6. Applications, Empirical Performance, and Scalability
Empirical results across a range of domains and agent architectures confirm the impact and trade-offs of cache sharing strategies:
- LLM Workloads:
- Asteria shows cache hit rates up to 85–95% with 3.6× throughput gain and 6× improvement in cost-per-request over non-semantic caching on search and code generation tasks (Ruan et al., 22 Sep 2025).
- PolyKV demonstrates >97% memory savings and near-constant perplexity (even improving as context grows) for up to 15 agents with shared compressed cache pools (Patel et al., 27 Apr 2026).
- TokenDance achieves up to 2.7× more agents serviced under SLO and 11–17× per-agent cache compression (Bian et al., 3 Apr 2026).
- Edge and On-Device Scenarios: QKVShare supports high agent density with controlled accuracy loss (≤3%) and handoff latencies hundreds of ms below re-prefill at 8K tokens (Honavar et al., 5 May 2026).
- RL and Caching Networks: AccMER achieves 20–25% training time reduction via windowed high-priority replay buffer sharing, significantly reducing cache/TLB misses with maintained learning performance in centralized multi-agent RL (Gogineni et al., 2023).
- Wireless Coded Caching: MARL-based coded cache sharing in wireless networks achieves up to 20% lower network load than static policies under nonuniform spatial demand, by learning contiguous, non-redundant codeword placements (Pedersen et al., 2021).
7. Limitations, Open Challenges, and Future Directions
Despite substantial advances, several areas remain active for research and refinement:
- Workflow and Domain Generality: Systems like PBKV target dynamic agent workflows, but broader adoption requires further decoupling from static DAGs and improved cross-agent semantic prediction (Zheng et al., 7 May 2026).
- Consistency vs. Reuse Trade-Offs: Empirically, high reuse may silently degrade decision invariance in judge-centric aggregation; safe deployment requires hybrid approaches that combine on-demand dense prefill with risk-aware, instance-level gating (Liang et al., 13 Jan 2026).
- Security: As cache-sharing extends to latent memory handoff, cryptographic payload binding and auditability become non-negotiable, with ongoing work on trusted execution and semantic anomaly detection (Brito et al., 27 Jun 2026).
- Overhead of Compression/Decompression: Lossily compressed pools (e.g., PolyKV) may add pipeline latency, and decompression cost, though amortized, should be benchmarked under high concurrency.

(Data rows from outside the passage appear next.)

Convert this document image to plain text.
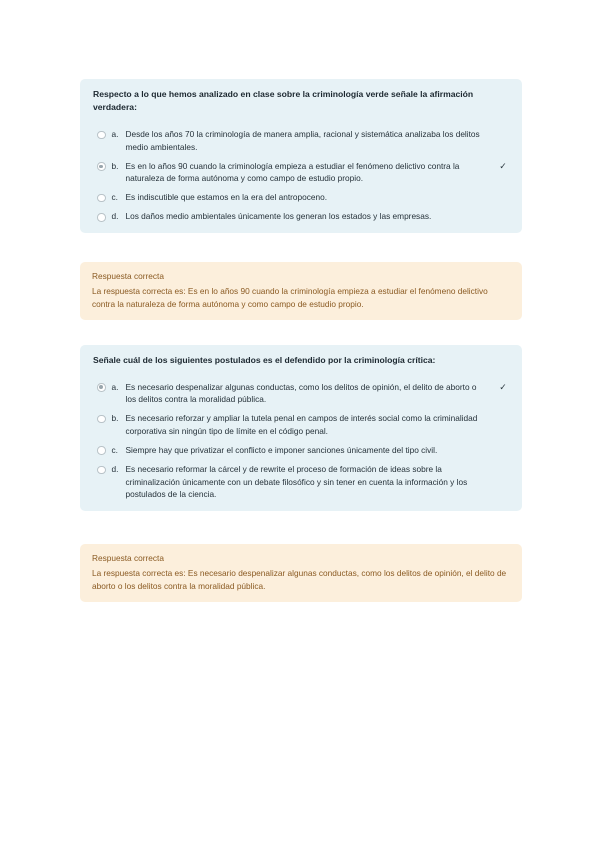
Respecto a lo que hemos analizado en clase sobre la criminología verde señale la afirmación verdadera:
a. Desde los años 70 la criminología de manera amplia, racional y sistemática analizaba los delitos medio ambientales.
b. Es en lo años 90 cuando la criminología empieza a estudiar el fenómeno delictivo contra la naturaleza de forma autónoma y como campo de estudio propio.
✓
c. Es indiscutible que estamos en la era del antropoceno.
d. Los daños medio ambientales únicamente los generan los estados y las empresas.
Respuesta correcta
La respuesta correcta es: Es en lo años 90 cuando la criminología empieza a estudiar el fenómeno delictivo contra la naturaleza de forma autónoma y como campo de estudio propio.
Señale cuál de los siguientes postulados es el defendido por la criminología crítica:
a. Es necesario despenalizar algunas conductas, como los delitos de opinión, el delito de aborto o los delitos contra la moralidad pública.
✓
b. Es necesario reforzar y ampliar la tutela penal en campos de interés social como la criminalidad corporativa sin ningún tipo de límite en el código penal.
c. Siempre hay que privatizar el conflicto e imponer sanciones únicamente del tipo civil.
d. Es necesario reformar la cárcel y de rewrite el proceso de formación de ideas sobre la criminalización únicamente con un debate filosófico y sin tener en cuenta la información y los postulados de la ciencia.
Respuesta correcta
La respuesta correcta es: Es necesario despenalizar algunas conductas, como los delitos de opinión, el delito de aborto o los delitos contra la moralidad pública.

- Hardware and Heterogeneity: Techniques such as SwiftCache and Tokencake assume fast-server interconnects (NVLink), and further research is needed for heterogeneous, cloud-edge, and mobile deployments (Hu et al., 15 Jun 2026, Bian et al., 21 Oct 2025).
- Controller Adaptivity and Scalability: Many quantization and prediction heuristics require further ablations to robustly navigate high-depth, multi-hop, or dynamic-topology agent networks (Honavar et al., 5 May 2026).
Cache sharing across agents is now central to enabling efficient, scalable, and semantically rich multi-agent systems—spanning LLM inference at web and edge scale, reinforcement learning, distributed caching networks, embodied robotics, and beyond. The collective trajectory of the field is toward dynamic, prediction-driven, trust-preserving sharing protocols that adapt fluidly to agent workload, workflow structure, and infrastructure constraints.